@maxdancona,
Quote:Feminists represent a minority of women. It is not reasonable for them to dictate the way that all men and women will act.
That's not the point Emmanuelle is making. She's just pointing at the logic of the current movement. If women don't want to be (only) sexual objects, then it logically follows that they need to become sexual subjects. If they want sex, there's no other alternative. You can either be passive or active in your sex life, or a bit of both, but you can't be
neither active
nor passive, neither an object nor a subject. That'd be illogical, hence impossible.
If I say "a door is either open or closed", I'm not imposing my will on doors, I'm just stating a logical proposition. Dito with Emmanuelle's point re. sexual object vs. sexual subject.

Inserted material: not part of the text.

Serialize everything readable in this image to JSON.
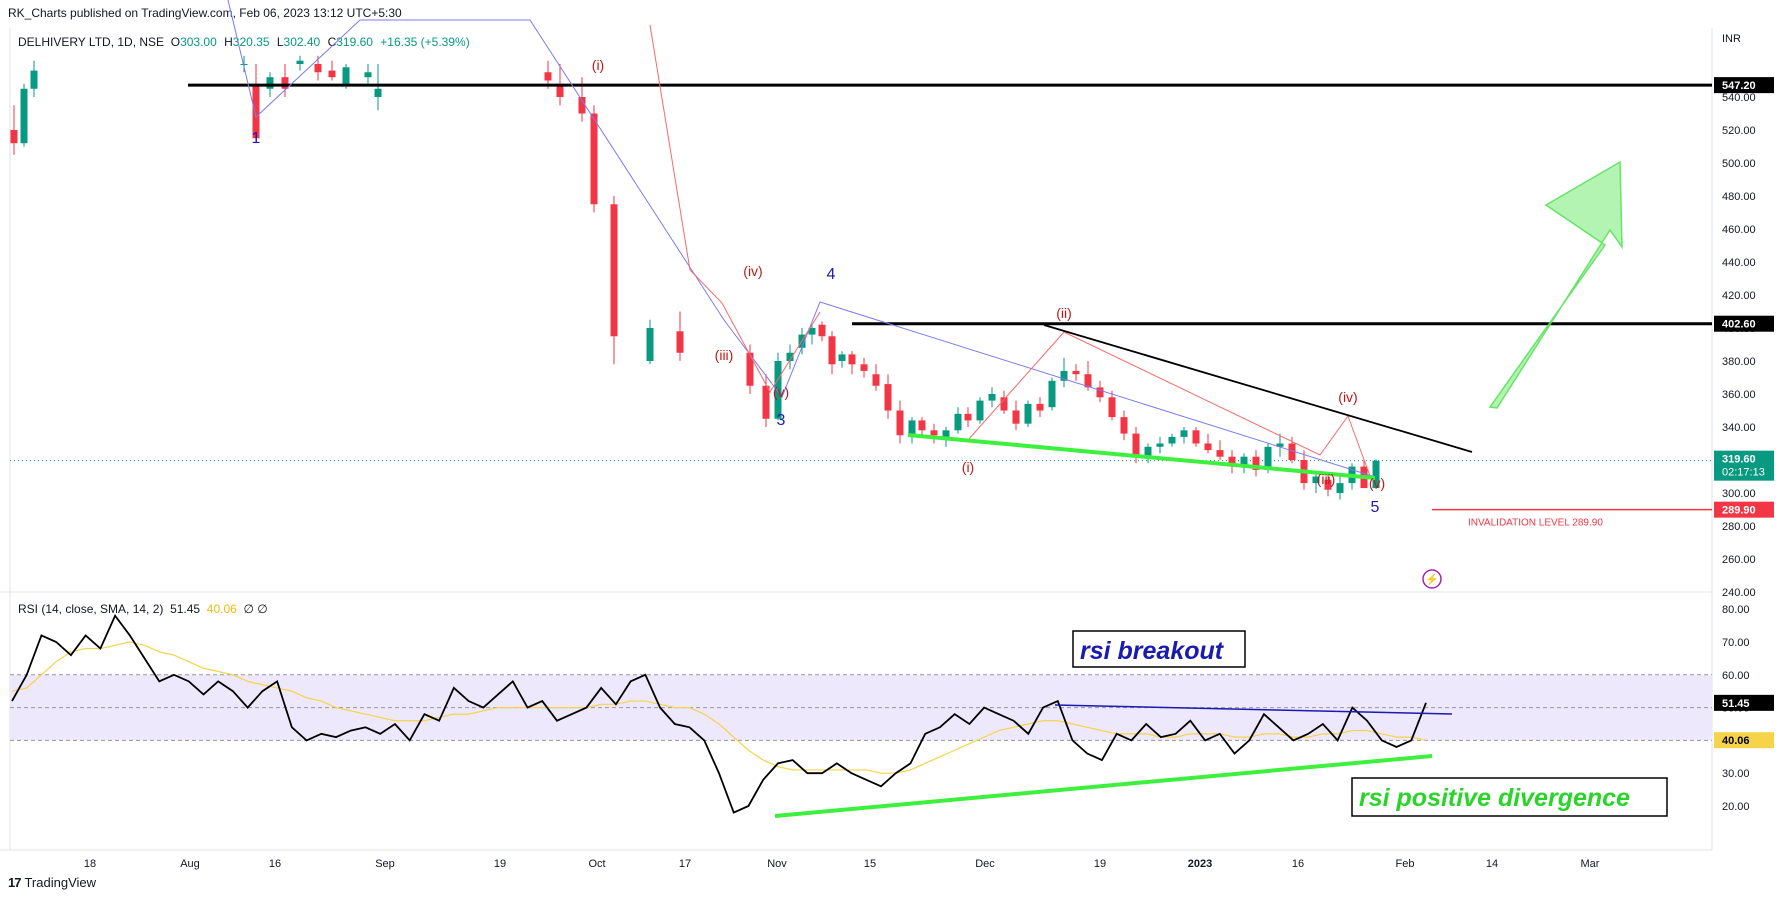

You see, it's far easier to criticize someone else's actions than it is to act appropriately. Critique is easy but art is difficult, as we say in French. So far, women had it comparatively easy in that they did not have to approach us men. The only difficulty was to get rid of us when they didn't want us. But after Me Too, I'd bet that men will retreat from the courtship battleground, somewhat, and women will be bound to step in and take responsibility for their own desires -- or they will not have sex.
It's not gona happen to all of us at the same time, but a statistically significant change is bound to happen in gender roles re. sex. Western women have already become more assertive in my lifetime, and this evolution will now accelerate. At east that's my reading.
Sharing the responsibility of sexual initiation with women is in men's best interest, because it will force women to realize how hard it is to propose or ask for sexual intimacy without offending anyone and making any faux pas ever... Trying to court us will hopefully teach women a degree of humility and forgiveness for our own weaknesses in courtship.